Yeah so it's allright again.
I don't know.
I don't know how to think about this. Especially the confidence stuff issues etcetera.
I believe it is somehow as if... it's uhm... it has been used up...
And ok. But now when I look at blog entry 11 I think it's ridiculous again.
So in my opinion I'm pretty weird. I'm constantly mood-shifting. And it feels like often I also mood-shift just to evade... stuff... as if... like...
To be ahead of situations or something like that... (if you know what I mean).
I shift moods to flee from social awkward stuff. I really hate that. And uhm...
But yeah in general about my blogs etc... I don't know...
If I would talk about it in person I think uhm... I would seem more like one single person than I do right now... like I mean... as a single whole person who is responsible for all these mood-swings stuff like that.
I mean. I almost have multiple personalities I guess... or well... uhm that probably isn't the case...
But uhm... if only considering the name... yeah...
Actually...
Yeah I don't really want to uhm...
I do it on purpose. And I work very hard for it... actively...
It's pervasive action.
I change moods really quickly. Personalities. I know I do, because I do it intentionally. Based on social situations I've learned from, I now know when to adopt a certain personality for a preferred outcome. Now is that DID like? Because...
It could be a very light... case of DID. Apparently DID can result from severe abuse...
But it's not severe at all.
Seriously.
I can tell you that there's no hidden memories. So.
It's just the psychological stuff I guess from my mum. Psychological violence.
I would like to be more whole... like... more one... because...
Well at least at this moment... like at this time in my life for already quite a while I've constantly been thinking about adopting like these... traits or moods to affect a situation. Because I know it works... and I know I can use it. I don't want medication for it. But yeah it keeps me kind of scared of myself as well.
Because uhm yeah sometimes there are abuse victims who got abused again and again over and over in their lives... but uhm... I... seem... to really be able to... so far... at least... keep that away from me...
And so it's like I have to hide. But I become so... uhm... focussed on...
Let's compare it to real hiding for example. In order to hide succesfully from guards for example (searching people... guards?... can't think of other ones)... you have to be able to at least... have imagination... as to what those people are sensing... seeing mostly... so you begin creating this picture... begin imagining what other people might be seeing... then you... uhm... look around yourself and using that imagination of the guard and your own perception you know that for example... a possible hiding place is behind a tree 20 yards away next to a fence... (don't know just thinking up of something)...
Now if you get really good at that... you've got like 2 realities to "work" with. One "first-person" reality and the other one the view from the person you want to hide from. Now...
Now change this whole comparison to mentally again.
Can you imagine (this is why I explained this and is the point I'm trying to make)... that I become so focussed on living inside these 2 realities... and it works... and I get away with it... and looking again at the text I wrote before (this post a little further up) in wich I just said I actually think I'm pretty good at avoiding certain social situations by "changing moods"... or well... more or less... it boils down to super split second acting skills... that uhm... I became scared of myself? In a sense that I lost myself. I don't know what I look like myself anymore...
I guess what the hell I'm trying to say is that I'm starting to lose myself... because it works....
I don't want to be myself or something apparently... it's very hard for me to keep an overview of everything... of who I truly am completely. What I look like... (not physically but mentally like what my personality is like) etc.

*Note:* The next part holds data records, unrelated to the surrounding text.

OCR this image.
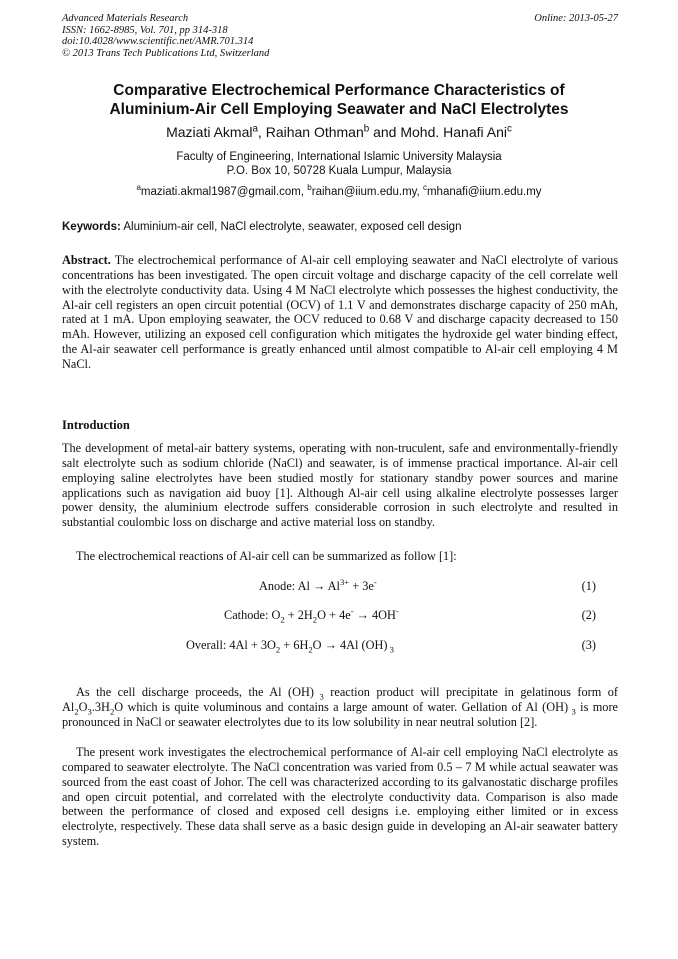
Advanced Materials Research
ISSN: 1662-8985, Vol. 701, pp 314-318
doi:10.4028/www.scientific.net/AMR.701.314
© 2013 Trans Tech Publications Ltd, Switzerland
Online: 2013-05-27
Comparative Electrochemical Performance Characteristics of
Aluminium-Air Cell Employing Seawater and NaCl Electrolytes
Maziati Akmal$^a$, Raihan Othman$^b$ and Mohd. Hanafi Ani$^c$
Faculty of Engineering, International Islamic University Malaysia
P.O. Box 10, 50728 Kuala Lumpur, Malaysia
$^a$maziati.akmal1987@gmail.com, $^b$raihan@iium.edu.my, $^c$mhanafi@iium.edu.my
Keywords: Aluminium-air cell, NaCl electrolyte, seawater, exposed cell design
Abstract. The electrochemical performance of Al-air cell employing seawater and NaCl electrolyte of various concentrations has been investigated. The open circuit voltage and discharge capacity of the cell correlate well with the electrolyte conductivity data. Using 4 M NaCl electrolyte which possesses the highest conductivity, the Al-air cell registers an open circuit potential (OCV) of 1.1 V and demonstrates discharge capacity of 250 mAh, rated at 1 mA. Upon employing seawater, the OCV reduced to 0.68 V and discharge capacity decreased to 150 mAh. However, utilizing an exposed cell configuration which mitigates the hydroxide gel water binding effect, the Al-air seawater cell performance is greatly enhanced until almost compatible to Al-air cell employing 4 M NaCl.
Introduction
The development of metal-air battery systems, operating with non-truculent, safe and environmentally-friendly salt electrolyte such as sodium chloride (NaCl) and seawater, is of immense practical importance. Al-air cell employing saline electrolytes have been studied mostly for stationary standby power sources and marine applications such as navigation aid buoy [1]. Although Al-air cell using alkaline electrolyte possesses larger power density, the aluminium electrode suffers considerable corrosion in such electrolyte and resulted in substantial coulombic loss on discharge and active material loss on standby.
The electrochemical reactions of Al-air cell can be summarized as follow [1]:
Anode: $Al \to Al^{3+} + 3e^-$	(1)
Cathode: $O_2 + 2H_2O + 4e^- \to 4OH^-$	(2)
Overall: $4Al + 3O_2 + 6H_2O \to 4Al$ (OH) $_3$	(3)
As the cell discharge proceeds, the Al (OH) $_3$ reaction product will precipitate in gelatinous form of $Al_2O_3.3H_2O$ which is quite voluminous and contains a large amount of water. Gellation of Al (OH) $_3$ is more pronounced in NaCl or seawater electrolytes due to its low solubility in near neutral solution [2].
The present work investigates the electrochemical performance of Al-air cell employing NaCl electrolyte as compared to seawater electrolyte. The NaCl concentration was varied from 0.5 – 7 M while actual seawater was sourced from the east coast of Johor. The cell was characterized according to its galvanostatic discharge profiles and open circuit potential, and correlated with the electrolyte conductivity data. Comparison is also made between the performance of closed and exposed cell designs i.e. employing either limited or in excess electrolyte, respectively. These data shall serve as a basic design guide in developing an Al-air seawater battery system.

It's pretty crazy. But yeah I'm doing it myself. I don't care if you guys might think I have a multiple personality disorder...(in case you will)... because no matter how much so called "personalities" I seem to have... I'm a single person. With a single head. With roughly the same brain capacity as everyone of you except for other species... like animals etc... so shut up.
If you think I change moods too rapidly it's your problem.
But that's all on the assumption that you would find it crazy and would call it names and would advice me to take medication for that... etc... you never told me that. Speaking in you as everybody else besides me. Besides... single... whole... only... me. And I didn't mean "single" in the relationship status kind of way. "I'm single". No.